In the opening of Carlos Saura's 1995 Flamenco (
https://youtu.be/-dW-uFO1AIQ 00:00 – 00:35), before "La Paquera de Jerez" steps forward to sing in the 6/8 rhythm of bulerías, one guitarist strums out a rhythm, and all the accompanying palmeros (hand-clappers) answer him instantly, putting their hands together in a gesture that pulls all the musicians into a tightly-integrated rhythmic stream. Paquera growls and shrieks into a virtuosic vocal warm up, called the "salida" (entrance). She hits the end of her first line with a guttural exhale (on the same beat that the palmeros had accentuated, the "10" in flamenco counts) and, breathing with her in perfect rhythm, the accompanists all respond with an ¡ole! on the next accent (the "12" in flamenco counts), thus propelling the music onward.

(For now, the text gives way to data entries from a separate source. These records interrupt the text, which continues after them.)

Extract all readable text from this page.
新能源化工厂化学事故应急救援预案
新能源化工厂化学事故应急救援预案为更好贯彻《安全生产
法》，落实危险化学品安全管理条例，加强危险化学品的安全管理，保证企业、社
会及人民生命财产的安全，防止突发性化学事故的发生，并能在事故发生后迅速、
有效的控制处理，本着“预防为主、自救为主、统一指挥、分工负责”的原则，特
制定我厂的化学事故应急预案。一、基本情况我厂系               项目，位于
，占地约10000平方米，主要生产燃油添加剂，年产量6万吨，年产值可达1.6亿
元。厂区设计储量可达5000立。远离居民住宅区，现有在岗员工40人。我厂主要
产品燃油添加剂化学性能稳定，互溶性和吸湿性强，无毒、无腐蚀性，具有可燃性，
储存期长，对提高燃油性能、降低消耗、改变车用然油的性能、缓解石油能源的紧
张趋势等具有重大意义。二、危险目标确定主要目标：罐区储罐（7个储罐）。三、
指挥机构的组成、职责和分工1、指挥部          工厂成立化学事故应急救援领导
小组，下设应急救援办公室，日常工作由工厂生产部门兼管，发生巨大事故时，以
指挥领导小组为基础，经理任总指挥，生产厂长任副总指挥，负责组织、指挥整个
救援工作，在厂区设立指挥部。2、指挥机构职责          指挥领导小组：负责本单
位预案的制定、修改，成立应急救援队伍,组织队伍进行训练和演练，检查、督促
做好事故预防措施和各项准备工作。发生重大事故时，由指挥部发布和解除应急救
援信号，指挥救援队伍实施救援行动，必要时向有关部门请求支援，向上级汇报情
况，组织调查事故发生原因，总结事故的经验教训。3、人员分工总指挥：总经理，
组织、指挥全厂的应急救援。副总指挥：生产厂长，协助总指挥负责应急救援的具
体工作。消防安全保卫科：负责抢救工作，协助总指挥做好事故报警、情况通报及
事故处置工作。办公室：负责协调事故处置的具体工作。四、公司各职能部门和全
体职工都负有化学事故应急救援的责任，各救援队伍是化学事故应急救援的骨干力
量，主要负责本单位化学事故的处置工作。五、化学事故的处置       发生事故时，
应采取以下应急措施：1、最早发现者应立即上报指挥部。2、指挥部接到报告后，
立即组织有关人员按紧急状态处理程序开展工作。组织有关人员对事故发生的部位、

I call the gesture of bringing the hands together on the flamenco "10" a "pellizco," which means "pinch." I think of it as an opening, a moment in which the decision of whether to extend or close the phrase is held in suspension. We know that many flamenco rhythms are in 6/8 and that this time signature has been used to represent Spanishness in compositions spanning from "Vaya de Fiestas" from Le Bourgeoise Gentilhomme (Jean Baptiste Lully, 1670) to "America" from West Side Story (Leonard Bernstein, 1957). But in contrast to the horizontal amalgam of 3/4 and 6/8 these composers use, the hemiola in bulerías is vertical, an overlay of two threes with three twos. In the resulting interplay, the triple must punch forcefully into the duple accents, standing out in its opposition, yet leading up to the upward motion and improvisational potential of the "10," our pellizco.

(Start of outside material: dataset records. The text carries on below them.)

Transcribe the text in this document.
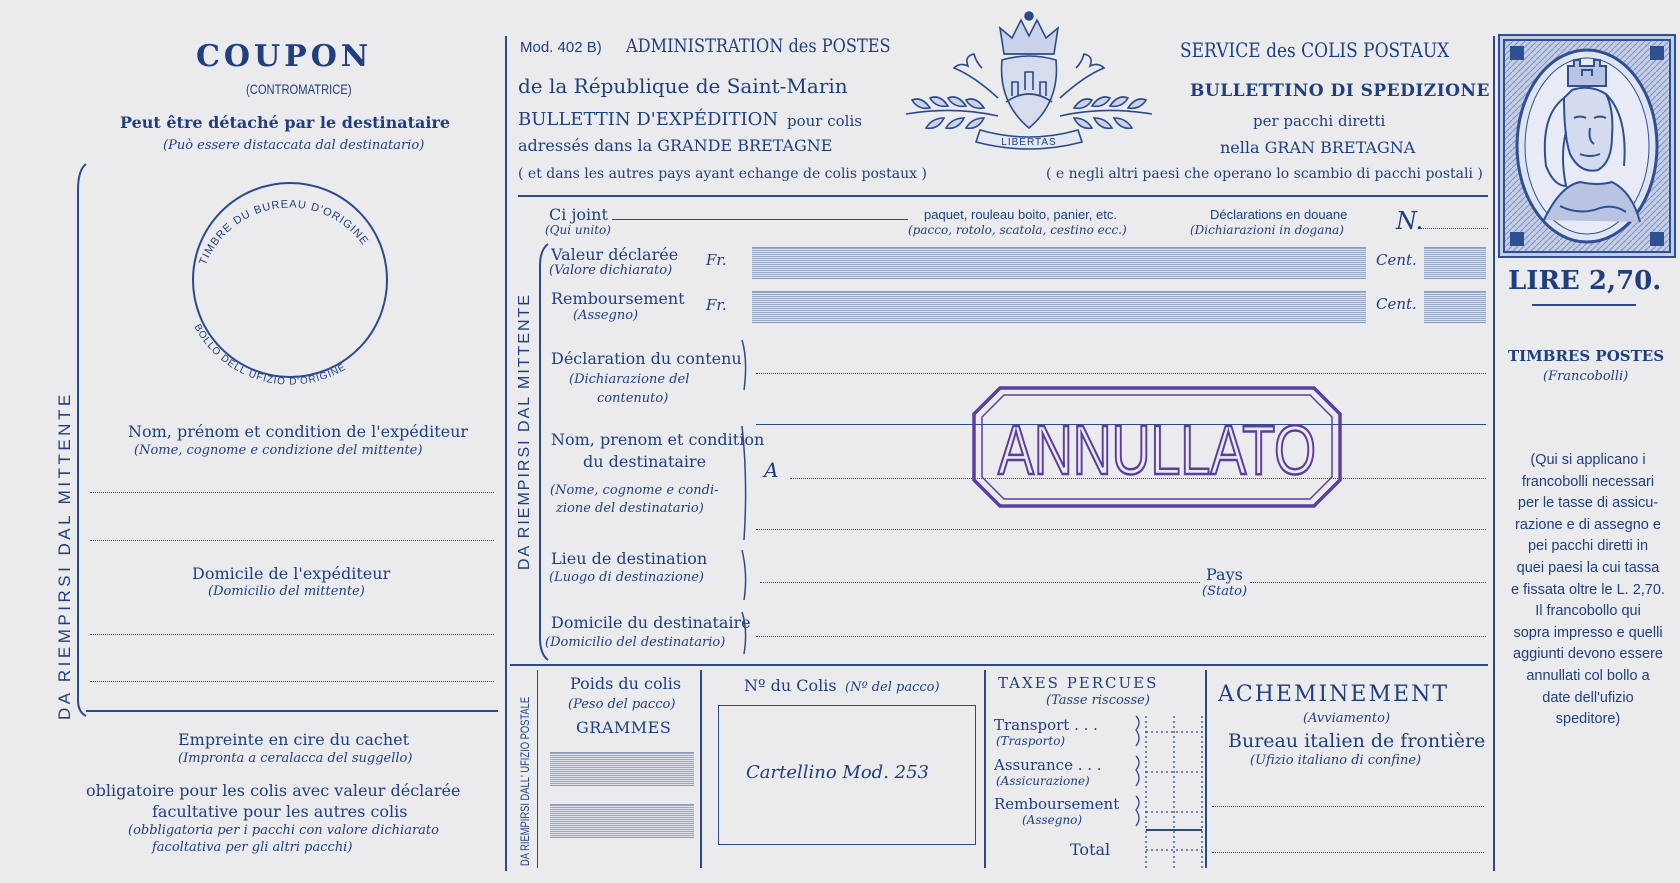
COUPON
(CONTROMATRICE)
Peut être détaché par le destinataire
(Può essere distaccata dal destinatario)
TIMBRE DU BUREAU D'ORIGINE
BOLLO DELL UFIZIO D'ORIGINE
Nom, prénom et condition de l'expéditeur
(Nome, cognome e condizione del mittente)
Domicile de l'expéditeur
(Domicilio del mittente)
Empreinte en cire du cachet
(Impronta a ceralacca del suggello)
obligatoire pour les colis avec valeur déclarée
facultative pour les autres colis
(obbligatoria per i pacchi con valore dichiarato
facoltativa per gli altri pacchi)
DA RIEMPIRSI DAL MITTENTE
Mod. 402 B) ADMINISTRATION des POSTES
de la République de Saint-Marin
BULLETTIN D'EXPÉDITION pour colis
adressés dans la GRANDE BRETAGNE
( et dans les autres pays ayant echange de colis postaux )
SERVICE des COLIS POSTAUX
BULLETTINO DI SPEDIZIONE
per pacchi diretti
nella GRAN BRETAGNA
( e negli altri paesi che operano lo scambio di pacchi postali )
LIBERTAS
Ci joint
(Qui unito)
paquet, rouleau boito, panier, etc.
(pacco, rotolo, scatola, cestino ecc.)
Déclarations en douane
(Dichiarazioni in dogana) N.
Valeur déclarée
(Valore dichiarato)
Fr.	Cent.
Remboursement
(Assegno)
Fr.	Cent.
Déclaration du contenu
(Dichiarazione del
contenuto)
Nom, prenom et condition
du destinataire
(Nome, cognome e condi-
zione del destinatario)
A
Lieu de destination
(Luogo di destinazione)	Pays
(Stato)
Domicile du destinataire
(Domicilio del destinatario)
DA RIEMPIRSI DAL MITTENTE	ANNULLATO
DA RIEMPIRSI DALL' UFIZIO POSTALE
Poids du colis
(Peso del pacco)
GRAMMES
Nº du Colis (Nº del pacco)
Cartellino Mod. 253
TAXES PERCUES
(Tasse riscosse)
Transport . . .
(Trasporto)
Assurance . . .
(Assicurazione)
Remboursement
(Assegno)
Total
ACHEMINEMENT
(Avviamento)
Bureau italien de frontière
(Ufizio italiano di confine)
LIRE 2,70.
TIMBRES POSTES
(Francobolli)
(Qui si applicano i
francobolli necessari
per le tasse di assicu-
razione e di assegno e
pei pacchi diretti in
quei paesi la cui tassa
e fissata oltre le L. 2,70.
Il francobollo qui
sopra impresso e quelli
aggiunti devono essere
annullati col bollo a
date dell'ufizio
speditore)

The trajectory of Paquera's brilliant salida is too rhythmically complex to transcribe adequately, and it is equally complicated in terms of pitch, emotional tone, and literary and cultural reference. But everyone in the scene uses a common gestural lexicon-the group's common conceptualization of the music has a gestural component. It is a signal done always, and by everyone: singers, guitarists, dancers, hand-percussionists, and listeners alike. This movement dimension is the focus of this presentation.